A VILLAGE store has stopped selling one of its most popular items - toy guns - over safety fears.

Maureen Chester of Ashton Village Saver took over the shop in September last year.

Some of the most popular items of stock at the store included toy guns that take caps and a spud gun.

Maureen said: "I found the guns in the warehouse and there were a lot of caps left over from the previous owner of the shop.

"But even as I was placing them on the shelf last year I thought they looked very real."

Maureen decided to withdraw the guns from sale after police stopped a youngster who had bought a toy gun from her shop.

She said: "Children were coming in all the time for the guns, they were really popular and we were trying to provide a variety of stock.

"But the police called one day to say they had stopped a child with a gun in the road.
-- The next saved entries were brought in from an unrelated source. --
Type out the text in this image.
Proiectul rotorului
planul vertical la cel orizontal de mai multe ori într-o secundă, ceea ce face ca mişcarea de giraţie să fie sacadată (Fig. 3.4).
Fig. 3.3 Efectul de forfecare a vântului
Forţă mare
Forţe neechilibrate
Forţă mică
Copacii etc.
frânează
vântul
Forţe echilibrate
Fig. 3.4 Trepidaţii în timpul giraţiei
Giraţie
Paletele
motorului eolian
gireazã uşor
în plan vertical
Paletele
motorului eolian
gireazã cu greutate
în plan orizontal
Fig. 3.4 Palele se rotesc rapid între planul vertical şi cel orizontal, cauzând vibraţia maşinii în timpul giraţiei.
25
He told the police that he had bought the gun at our shop."

Maureen has now stopped stocking the toy guns and has said she will not be getting any more in.

Police are often called to incidents involving firearms, some of which are imitations and it is difficult at a moment's notice for officers to tell the difference.

The national gun amnesty ended yesterday (Wednesday) and in that time more than 1,800 guns and 20,000 rounds of ammunition were handed in across Greater Manchester.

Announcing the launch of the amnesty last month, deputy chief constable David McCrone said: "Replica guns are manufactured in such a fashion that even trained police firearms officers would be unable to tell them from the real thing if confronted with them."

New Government legislation will make it an arrestable offence to possess, in a public place, an imitation firearm or air weapon without reasonable excuse.

Maureen said: "On one hand it is a shame to have to stop selling toys that children want, but there are nasty people out there and I am sure there are more exciting things young people can be playing with in this day and age."